Chili is like barbecue: every region and every locale has developed its own favorite version. Up here in Yankeeland, it's usually made with ground beef and lots of beans. It's OK, not great. Something like this recipe. That's what moms and dads here make.
That's OK after a morning of skiing, but that is a pic of a real Texas Chili: no beans and no ground beef. 3/4 of a cup of hot chili powder?!? Well, I did that. Unless your Mom was a Texan or a Mezzican-American, you probably never had it like that. Stewed meat in tomato, garlic and hot pepper sauce, hot and spicy as hell - or as spicy as you decide to make it.

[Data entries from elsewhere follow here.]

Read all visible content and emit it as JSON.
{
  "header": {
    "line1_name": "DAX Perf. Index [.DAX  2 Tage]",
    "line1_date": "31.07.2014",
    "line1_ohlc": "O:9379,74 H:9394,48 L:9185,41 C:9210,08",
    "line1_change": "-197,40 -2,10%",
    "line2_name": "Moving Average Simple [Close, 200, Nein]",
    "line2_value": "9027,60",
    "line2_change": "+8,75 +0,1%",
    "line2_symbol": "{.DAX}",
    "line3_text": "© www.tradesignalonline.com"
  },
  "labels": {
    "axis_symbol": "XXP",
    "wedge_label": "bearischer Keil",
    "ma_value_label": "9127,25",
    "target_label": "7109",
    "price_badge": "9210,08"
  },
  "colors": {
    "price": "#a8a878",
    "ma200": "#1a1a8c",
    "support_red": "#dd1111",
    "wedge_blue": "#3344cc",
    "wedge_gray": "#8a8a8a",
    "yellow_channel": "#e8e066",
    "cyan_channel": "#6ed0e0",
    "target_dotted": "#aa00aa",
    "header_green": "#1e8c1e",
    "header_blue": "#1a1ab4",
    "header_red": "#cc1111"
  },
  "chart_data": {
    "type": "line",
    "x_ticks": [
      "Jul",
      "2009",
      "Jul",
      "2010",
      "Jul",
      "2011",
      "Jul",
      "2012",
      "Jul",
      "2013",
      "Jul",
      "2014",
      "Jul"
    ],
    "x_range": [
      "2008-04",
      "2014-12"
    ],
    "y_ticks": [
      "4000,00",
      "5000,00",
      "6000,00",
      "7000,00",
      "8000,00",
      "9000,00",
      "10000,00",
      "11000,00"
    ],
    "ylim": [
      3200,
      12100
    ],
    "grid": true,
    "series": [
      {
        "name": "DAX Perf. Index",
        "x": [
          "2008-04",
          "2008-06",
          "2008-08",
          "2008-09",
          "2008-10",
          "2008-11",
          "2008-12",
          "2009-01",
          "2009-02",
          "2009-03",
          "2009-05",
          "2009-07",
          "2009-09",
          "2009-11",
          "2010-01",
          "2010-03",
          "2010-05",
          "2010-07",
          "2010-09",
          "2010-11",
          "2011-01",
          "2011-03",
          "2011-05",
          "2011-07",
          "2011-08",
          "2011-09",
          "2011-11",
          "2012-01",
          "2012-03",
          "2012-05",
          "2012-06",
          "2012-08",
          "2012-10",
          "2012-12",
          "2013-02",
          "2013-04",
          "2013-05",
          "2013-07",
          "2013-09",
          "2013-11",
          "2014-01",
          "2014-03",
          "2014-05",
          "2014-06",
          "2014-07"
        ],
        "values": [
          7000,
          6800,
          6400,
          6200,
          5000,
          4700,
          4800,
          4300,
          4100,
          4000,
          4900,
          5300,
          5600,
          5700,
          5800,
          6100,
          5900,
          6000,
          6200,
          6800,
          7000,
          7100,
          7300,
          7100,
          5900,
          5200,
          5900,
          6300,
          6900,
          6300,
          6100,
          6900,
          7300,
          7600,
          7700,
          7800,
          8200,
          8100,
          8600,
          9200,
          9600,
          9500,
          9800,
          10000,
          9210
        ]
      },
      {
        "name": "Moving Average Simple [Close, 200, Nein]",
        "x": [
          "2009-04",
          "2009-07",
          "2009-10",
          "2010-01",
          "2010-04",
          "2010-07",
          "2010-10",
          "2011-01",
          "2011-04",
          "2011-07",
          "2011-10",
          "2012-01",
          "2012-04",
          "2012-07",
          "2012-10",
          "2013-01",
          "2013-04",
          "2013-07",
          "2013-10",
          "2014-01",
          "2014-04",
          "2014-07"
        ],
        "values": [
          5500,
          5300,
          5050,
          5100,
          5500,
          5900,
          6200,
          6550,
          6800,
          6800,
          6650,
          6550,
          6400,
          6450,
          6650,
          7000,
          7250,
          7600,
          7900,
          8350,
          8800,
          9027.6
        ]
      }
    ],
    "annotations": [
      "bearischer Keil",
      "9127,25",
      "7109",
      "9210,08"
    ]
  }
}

Got a deer on hand? Venison is as good, or better, than beef. Use your least-desirable cuts because it tenderizes during 7 hrs. in the crock pot. Best to kill the deer first too, if you know how to do it. Bow, spear, or AR-15. Who cares?
You can put the pure-meat version on rice if you need to. Never on brown rice. My rule of thumb: Nothing on brown rice. It took the Asians thousands of years to make rice white, so why go backwards? At Maggie's HQ we use Costco's tasty Basmati but there is nothing wrong with Uncle Ben's.